Life's surprises keep me moving forward.  Not knowing when or where or who will appear.  These elements keep me less vigil, less sure of my role in this big world.  So, in being less vigil and less sure, I use my senses or "Heart camera" to point, zoom in or out, and snap as many pictures as I can, in order to sort through what is important in my life.  I tell myself, "Take as many pictures as you like, you can file them and take them out when you need to edit them."  I believe it's the moments that capture masterpieces.  We all have this "Heart camera".  We need to trust it more, take it with us more and aim it once in awhile, so we can muddle through the lousy obstacles that keep us from getting a clear picture.

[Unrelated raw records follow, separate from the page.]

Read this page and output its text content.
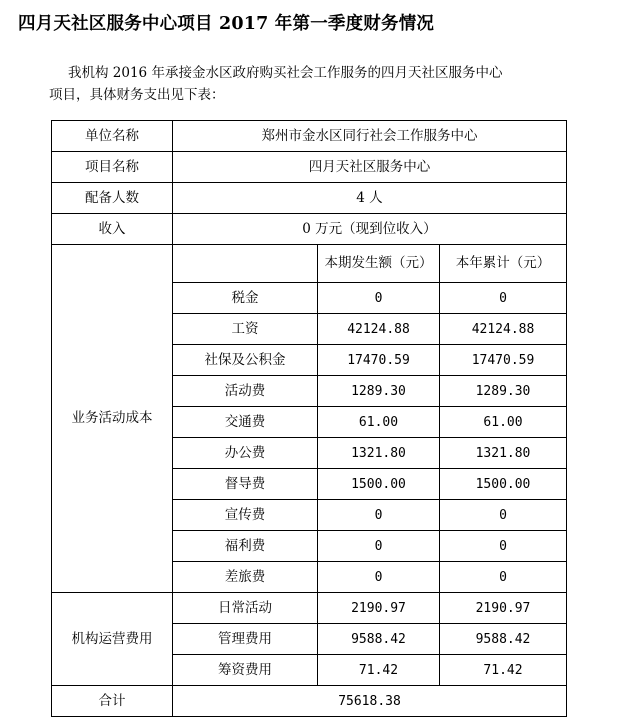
四月天社区服务中心项目 2017 年第一季度财务情况

我机构 2016 年承接金水区政府购买社会工作服务的四月天社区服务中心

项目，具体财务支出见下表：

单位名称	郑州市金水区同行社会工作服务中心		
项目名称	四月天社区服务中心		
配备人数	4 人		
收入	0 万元（现到位收入）		
业务活动成本		本期发生额（元）	本年累计（元）
	税金	0	0
	工资	42124.88	42124.88
	社保及公积金	17470.59	17470.59
	活动费	1289.30	1289.30
	交通费	61.00	61.00
	办公费	1321.80	1321.80
	督导费	1500.00	1500.00
	宣传费	0	0
	福利费	0	0
	差旅费	0	0
机构运营费用	日常活动	2190.97	2190.97
	管理费用	9588.42	9588.42
	筹资费用	71.42	71.42
合计	75618.38		
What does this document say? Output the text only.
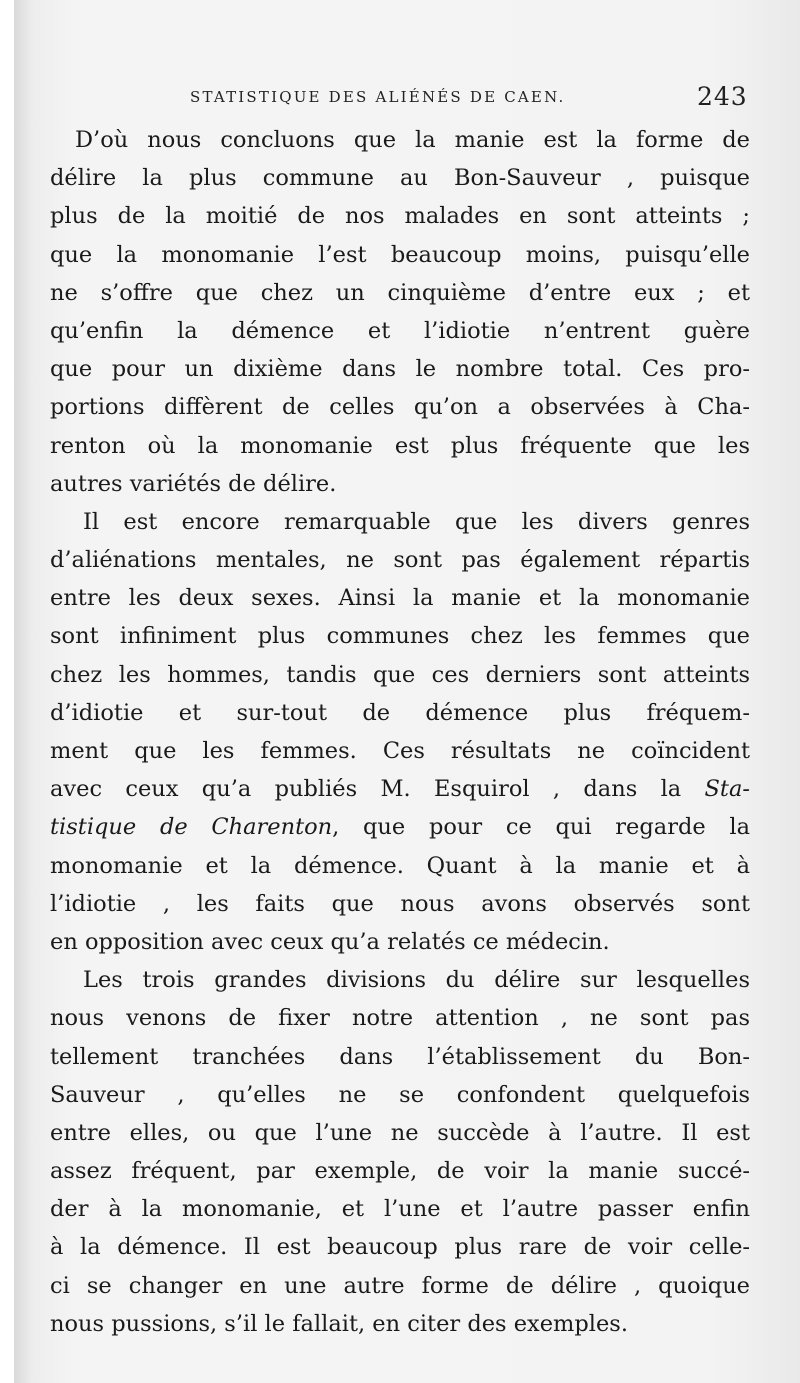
STATISTIQUE DES ALIÉNÉS DE CAEN.	243
D’où nous concluons que la manie est la forme de
délire la plus commune au Bon-Sauveur , puisque
plus de la moitié de nos malades en sont atteints ;
que la monomanie l’est beaucoup moins, puisqu’elle
ne s’offre que chez un cinquième d’entre eux ; et
qu’enfin la démence et l’idiotie n’entrent guère
que pour un dixième dans le nombre total. Ces pro-
portions diffèrent de celles qu’on a observées à Cha-
renton où la monomanie est plus fréquente que les
autres variétés de délire.
Il est encore remarquable que les divers genres
d’aliénations mentales, ne sont pas également répartis
entre les deux sexes. Ainsi la manie et la monomanie
sont infiniment plus communes chez les femmes que
chez les hommes, tandis que ces derniers sont atteints
d’idiotie et sur-tout de démence plus fréquem-
ment que les femmes. Ces résultats ne coïncident
avec ceux qu’a publiés M. Esquirol , dans la Sta-
tistique de Charenton, que pour ce qui regarde la
monomanie et la démence. Quant à la manie et à
l’idiotie , les faits que nous avons observés sont
en opposition avec ceux qu’a relatés ce médecin.
Les trois grandes divisions du délire sur lesquelles
nous venons de fixer notre attention , ne sont pas
tellement tranchées dans l’établissement du Bon-
Sauveur , qu’elles ne se confondent quelquefois
entre elles, ou que l’une ne succède à l’autre. Il est
assez fréquent, par exemple, de voir la manie succé-
der à la monomanie, et l’une et l’autre passer enfin
à la démence. Il est beaucoup plus rare de voir celle-
ci se changer en une autre forme de délire , quoique
nous pussions, s’il le fallait, en citer des exemples.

When my day or week slows down, or I'm consciously reflecting on what I've taken in, I delete what doesn't work for me.  Or I can crop to pull in the areas I want to view again and again. Was I natural, or posed?  How much much light did I let in or keep out? Was I optomistic?  Are there too many shadows or not enough? When I notice patterns appearing in my pictures, it's important to step back and look at what I love to capture.  It's possible I'm trying too hard for a perfect picture and miss opportunities to capture a treasure for my collection.


Shadow Picture of Me
Across the Ice on Lake Huron


Life presents itself.  Awareness can be a struggle. I have to be willing and adventurous enough to experiment with new angles. Let new views in.  Improvise!  When I'm too focused and aim for a "Perfect" picture, (in my normal shooting-the-picture stance), I miss what colors and shapes are possible, right at my fingertips.  A higher perch and lower angle could be what is called for.  Me, trying to leave my comfort zone.   

I remember trying to cope after I injured myself, while living in Turkey.  I constantly was propping up and pushing away pillows, blankets, and a foot stool by the long couch, I had in Moda.  For weeks, I slept less than 20 minutes at a time.  Pain, confusion, fear and frustration was the norm.  Day and night became the same.  My "heart's camera" took many strange-angled pictures.  Surprises came when I was forced to reflect.  My constant pain, exhaustion, and being alone put me on hyper-alert.  I wasn't able to play my guitar, use my laptop much, write, or draw.  I could prop up books.  I could find a rare movie that wasn't in Turkish through BBC.  These factors forced me to look deeper, expect less, be aware more.   

Early Morning View from Apartment in Moda




These pictures from my "Heart camera" are private.  Life humiliates us.  It takes chunks out 
of us.  It doesn't always allow our best angle to show.  But, if we don't look at them honestly, we won't see the necessary places to grow, turn, and strengthen for a picture of the "me" we're looking for.